The headquarters of this financial empire moved seasonally between the St. Regis in New York and the Hotel Meurice in Paris. The lobbies were perpetually crowded with “anonymous-looking businessmen with attaché cases”, waiting for a piece of the Dalí magic.
Out of hundreds of proposals, only a few dozen would reach fruition, such as the famous 1970 commercial where Dalí rolled his eyes and declared, “I am mad. I am completely mad… over Lanvin chocolates”. He was paid $10,000 for fifteen seconds of “madness”.
His negotiations were legendary for their theatricality. Dalí would “crétinise” those around him to maintain control. When a questioner at the Meurice asked why he provoked people, he replied that idiocy was the thing to cultivate. When asked why he told monstrous lies, he countered: “I am here to confuse and cloud the issue, you to put matters straight”.
At the center of this whirlwind was Gala, the “axis upon which the Dalinian world rotated”. She was the gatekeeper, the negotiator, and the pragmatic enforcer.

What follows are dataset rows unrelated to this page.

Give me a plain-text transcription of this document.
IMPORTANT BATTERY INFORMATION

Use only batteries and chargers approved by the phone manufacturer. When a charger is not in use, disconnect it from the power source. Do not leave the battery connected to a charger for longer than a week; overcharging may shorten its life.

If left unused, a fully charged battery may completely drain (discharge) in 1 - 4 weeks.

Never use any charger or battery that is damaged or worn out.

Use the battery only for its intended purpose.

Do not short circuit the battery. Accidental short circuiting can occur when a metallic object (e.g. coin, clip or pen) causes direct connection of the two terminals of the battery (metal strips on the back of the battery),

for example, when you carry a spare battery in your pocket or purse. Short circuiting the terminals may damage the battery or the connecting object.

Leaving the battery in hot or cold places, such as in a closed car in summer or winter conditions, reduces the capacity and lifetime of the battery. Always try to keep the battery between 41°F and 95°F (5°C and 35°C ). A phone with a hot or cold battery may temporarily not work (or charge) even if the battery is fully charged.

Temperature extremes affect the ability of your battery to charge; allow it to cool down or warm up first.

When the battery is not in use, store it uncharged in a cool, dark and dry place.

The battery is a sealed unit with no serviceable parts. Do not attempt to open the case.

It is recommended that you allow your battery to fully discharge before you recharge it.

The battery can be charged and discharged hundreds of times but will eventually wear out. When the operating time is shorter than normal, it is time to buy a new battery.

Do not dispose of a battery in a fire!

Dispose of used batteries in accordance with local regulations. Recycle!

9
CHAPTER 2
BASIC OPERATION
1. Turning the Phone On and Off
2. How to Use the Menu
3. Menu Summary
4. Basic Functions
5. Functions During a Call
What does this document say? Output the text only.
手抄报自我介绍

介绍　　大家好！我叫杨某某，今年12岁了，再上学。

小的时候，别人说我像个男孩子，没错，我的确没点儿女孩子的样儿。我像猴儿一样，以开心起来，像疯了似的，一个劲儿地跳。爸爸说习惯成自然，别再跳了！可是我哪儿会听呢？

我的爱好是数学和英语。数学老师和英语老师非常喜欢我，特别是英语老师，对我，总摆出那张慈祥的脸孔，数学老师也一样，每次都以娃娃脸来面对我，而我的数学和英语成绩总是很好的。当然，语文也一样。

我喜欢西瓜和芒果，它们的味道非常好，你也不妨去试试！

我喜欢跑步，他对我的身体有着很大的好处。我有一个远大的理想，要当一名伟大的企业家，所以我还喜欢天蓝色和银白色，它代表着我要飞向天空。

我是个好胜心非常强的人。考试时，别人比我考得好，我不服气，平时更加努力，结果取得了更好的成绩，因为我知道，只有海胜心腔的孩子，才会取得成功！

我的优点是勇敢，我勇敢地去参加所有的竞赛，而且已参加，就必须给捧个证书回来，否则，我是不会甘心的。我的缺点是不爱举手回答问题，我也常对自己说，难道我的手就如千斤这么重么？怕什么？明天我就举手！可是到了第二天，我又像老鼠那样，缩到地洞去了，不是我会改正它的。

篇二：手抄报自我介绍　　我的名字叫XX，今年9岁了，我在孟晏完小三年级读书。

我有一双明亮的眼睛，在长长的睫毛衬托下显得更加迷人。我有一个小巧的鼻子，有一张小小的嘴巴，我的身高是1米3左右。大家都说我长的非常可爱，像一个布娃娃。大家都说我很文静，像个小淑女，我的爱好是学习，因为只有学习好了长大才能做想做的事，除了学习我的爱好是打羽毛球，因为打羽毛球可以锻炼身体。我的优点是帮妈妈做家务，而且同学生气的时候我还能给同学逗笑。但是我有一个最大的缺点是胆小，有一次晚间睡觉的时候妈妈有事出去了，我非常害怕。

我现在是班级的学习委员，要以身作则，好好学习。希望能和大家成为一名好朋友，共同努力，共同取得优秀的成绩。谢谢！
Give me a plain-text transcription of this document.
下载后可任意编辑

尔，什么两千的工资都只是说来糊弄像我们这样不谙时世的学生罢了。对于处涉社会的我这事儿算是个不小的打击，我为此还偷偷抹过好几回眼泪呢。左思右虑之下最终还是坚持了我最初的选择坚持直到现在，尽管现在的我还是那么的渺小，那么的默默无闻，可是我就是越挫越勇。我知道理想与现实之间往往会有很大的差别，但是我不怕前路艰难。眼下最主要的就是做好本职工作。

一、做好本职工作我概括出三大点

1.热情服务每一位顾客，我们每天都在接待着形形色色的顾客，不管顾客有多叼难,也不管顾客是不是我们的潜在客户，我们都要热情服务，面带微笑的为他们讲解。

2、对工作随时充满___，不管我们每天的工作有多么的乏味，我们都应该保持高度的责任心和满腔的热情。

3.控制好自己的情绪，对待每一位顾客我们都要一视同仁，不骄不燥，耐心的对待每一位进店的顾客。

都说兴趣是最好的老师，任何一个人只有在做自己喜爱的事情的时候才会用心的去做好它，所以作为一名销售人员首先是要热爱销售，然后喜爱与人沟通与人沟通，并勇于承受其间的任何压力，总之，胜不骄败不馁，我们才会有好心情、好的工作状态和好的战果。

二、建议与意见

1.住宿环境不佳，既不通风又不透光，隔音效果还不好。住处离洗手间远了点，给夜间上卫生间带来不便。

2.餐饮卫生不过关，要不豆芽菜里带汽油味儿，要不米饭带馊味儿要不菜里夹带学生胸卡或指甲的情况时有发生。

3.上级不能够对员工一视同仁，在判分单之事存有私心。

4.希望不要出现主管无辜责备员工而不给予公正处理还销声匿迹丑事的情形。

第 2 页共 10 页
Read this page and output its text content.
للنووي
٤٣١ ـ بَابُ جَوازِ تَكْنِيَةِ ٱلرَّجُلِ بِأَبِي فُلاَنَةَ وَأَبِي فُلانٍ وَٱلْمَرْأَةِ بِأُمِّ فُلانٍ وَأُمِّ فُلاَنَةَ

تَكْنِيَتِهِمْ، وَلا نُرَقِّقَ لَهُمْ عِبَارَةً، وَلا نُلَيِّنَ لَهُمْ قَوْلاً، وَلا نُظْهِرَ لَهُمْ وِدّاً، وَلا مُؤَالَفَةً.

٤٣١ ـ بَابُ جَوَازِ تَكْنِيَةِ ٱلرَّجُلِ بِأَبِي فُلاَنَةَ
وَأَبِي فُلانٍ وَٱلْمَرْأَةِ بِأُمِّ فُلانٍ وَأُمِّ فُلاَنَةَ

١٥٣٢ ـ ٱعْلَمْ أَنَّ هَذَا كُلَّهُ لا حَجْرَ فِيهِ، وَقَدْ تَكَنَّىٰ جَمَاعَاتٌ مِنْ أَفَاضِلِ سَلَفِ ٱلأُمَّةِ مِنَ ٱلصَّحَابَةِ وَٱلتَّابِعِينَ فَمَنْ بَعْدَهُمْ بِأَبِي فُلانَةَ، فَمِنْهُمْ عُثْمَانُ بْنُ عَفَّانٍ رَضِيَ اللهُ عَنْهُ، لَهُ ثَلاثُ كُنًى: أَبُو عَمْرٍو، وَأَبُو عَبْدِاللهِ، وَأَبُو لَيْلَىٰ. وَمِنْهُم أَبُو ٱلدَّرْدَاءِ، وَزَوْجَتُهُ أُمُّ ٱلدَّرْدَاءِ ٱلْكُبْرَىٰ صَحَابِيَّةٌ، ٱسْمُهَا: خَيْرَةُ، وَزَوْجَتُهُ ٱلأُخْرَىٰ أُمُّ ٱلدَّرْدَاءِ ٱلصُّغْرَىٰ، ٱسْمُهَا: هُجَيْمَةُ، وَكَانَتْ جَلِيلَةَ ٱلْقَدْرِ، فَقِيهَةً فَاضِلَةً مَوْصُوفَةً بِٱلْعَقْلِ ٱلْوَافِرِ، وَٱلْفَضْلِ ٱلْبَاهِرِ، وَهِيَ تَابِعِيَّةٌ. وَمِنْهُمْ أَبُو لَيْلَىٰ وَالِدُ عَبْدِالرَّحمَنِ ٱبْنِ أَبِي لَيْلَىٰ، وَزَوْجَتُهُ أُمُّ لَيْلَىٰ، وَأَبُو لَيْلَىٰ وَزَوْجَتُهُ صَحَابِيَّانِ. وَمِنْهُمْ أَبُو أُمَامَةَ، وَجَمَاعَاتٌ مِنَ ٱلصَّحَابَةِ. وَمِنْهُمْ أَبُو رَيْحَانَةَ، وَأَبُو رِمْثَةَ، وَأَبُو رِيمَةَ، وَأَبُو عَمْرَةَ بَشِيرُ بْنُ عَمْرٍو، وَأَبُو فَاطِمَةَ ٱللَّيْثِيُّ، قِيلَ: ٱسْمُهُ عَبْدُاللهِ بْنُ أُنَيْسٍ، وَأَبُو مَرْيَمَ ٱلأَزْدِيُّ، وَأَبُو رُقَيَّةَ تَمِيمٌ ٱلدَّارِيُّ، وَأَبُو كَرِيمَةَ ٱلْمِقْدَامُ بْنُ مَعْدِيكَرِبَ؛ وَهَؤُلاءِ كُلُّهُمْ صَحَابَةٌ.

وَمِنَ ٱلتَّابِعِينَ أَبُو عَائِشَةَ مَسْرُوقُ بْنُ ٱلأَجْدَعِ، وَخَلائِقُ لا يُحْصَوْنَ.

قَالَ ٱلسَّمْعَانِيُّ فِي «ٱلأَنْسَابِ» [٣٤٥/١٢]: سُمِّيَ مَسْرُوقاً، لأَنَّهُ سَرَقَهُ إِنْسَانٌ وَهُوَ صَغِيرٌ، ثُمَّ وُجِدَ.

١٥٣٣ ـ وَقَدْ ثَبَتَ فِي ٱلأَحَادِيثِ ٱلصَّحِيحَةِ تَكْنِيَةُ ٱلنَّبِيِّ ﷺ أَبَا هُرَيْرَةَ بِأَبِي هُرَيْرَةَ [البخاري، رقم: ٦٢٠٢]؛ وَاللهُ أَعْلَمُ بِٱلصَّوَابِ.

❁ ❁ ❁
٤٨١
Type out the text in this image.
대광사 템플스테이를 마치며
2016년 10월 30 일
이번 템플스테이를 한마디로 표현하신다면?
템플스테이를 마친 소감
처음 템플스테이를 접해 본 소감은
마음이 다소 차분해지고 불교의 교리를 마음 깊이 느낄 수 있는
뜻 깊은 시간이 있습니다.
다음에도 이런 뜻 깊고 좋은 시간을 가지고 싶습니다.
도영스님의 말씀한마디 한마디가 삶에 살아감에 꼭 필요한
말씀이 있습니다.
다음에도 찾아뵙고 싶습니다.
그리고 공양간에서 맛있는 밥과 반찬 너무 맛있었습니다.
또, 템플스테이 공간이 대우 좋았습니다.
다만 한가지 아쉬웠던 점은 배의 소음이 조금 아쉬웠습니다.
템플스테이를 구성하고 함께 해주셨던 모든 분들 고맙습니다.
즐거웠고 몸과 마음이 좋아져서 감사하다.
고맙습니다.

While Dalí played the “mad genius”, Gala was the one who asked the hard questions. To the filmmakers wanting to capture Dalí’s entrance with a baby panther, her response was a cold lesson in economics: “Do you know what a good steak costs?”
Gala was often perceived as “mean” or “boorish” by the entourage of starlets, hippies, and models that surrounded them, but her role was essential. She was the one who turned back presents she deemed insufficient and ensured that even the most prestigious dealers remained “on their toes”. Yet, beneath the professional ruthlessness, the bond was absolute. They remained “mon petit” and “ma petite” to each other until the end.
The success of Avida Dollars was fueled by a symbiotic relationship with the media. Reporters needed his outrages for headlines, and Dalí needed the headlines to feed the “circular progression” of his fame.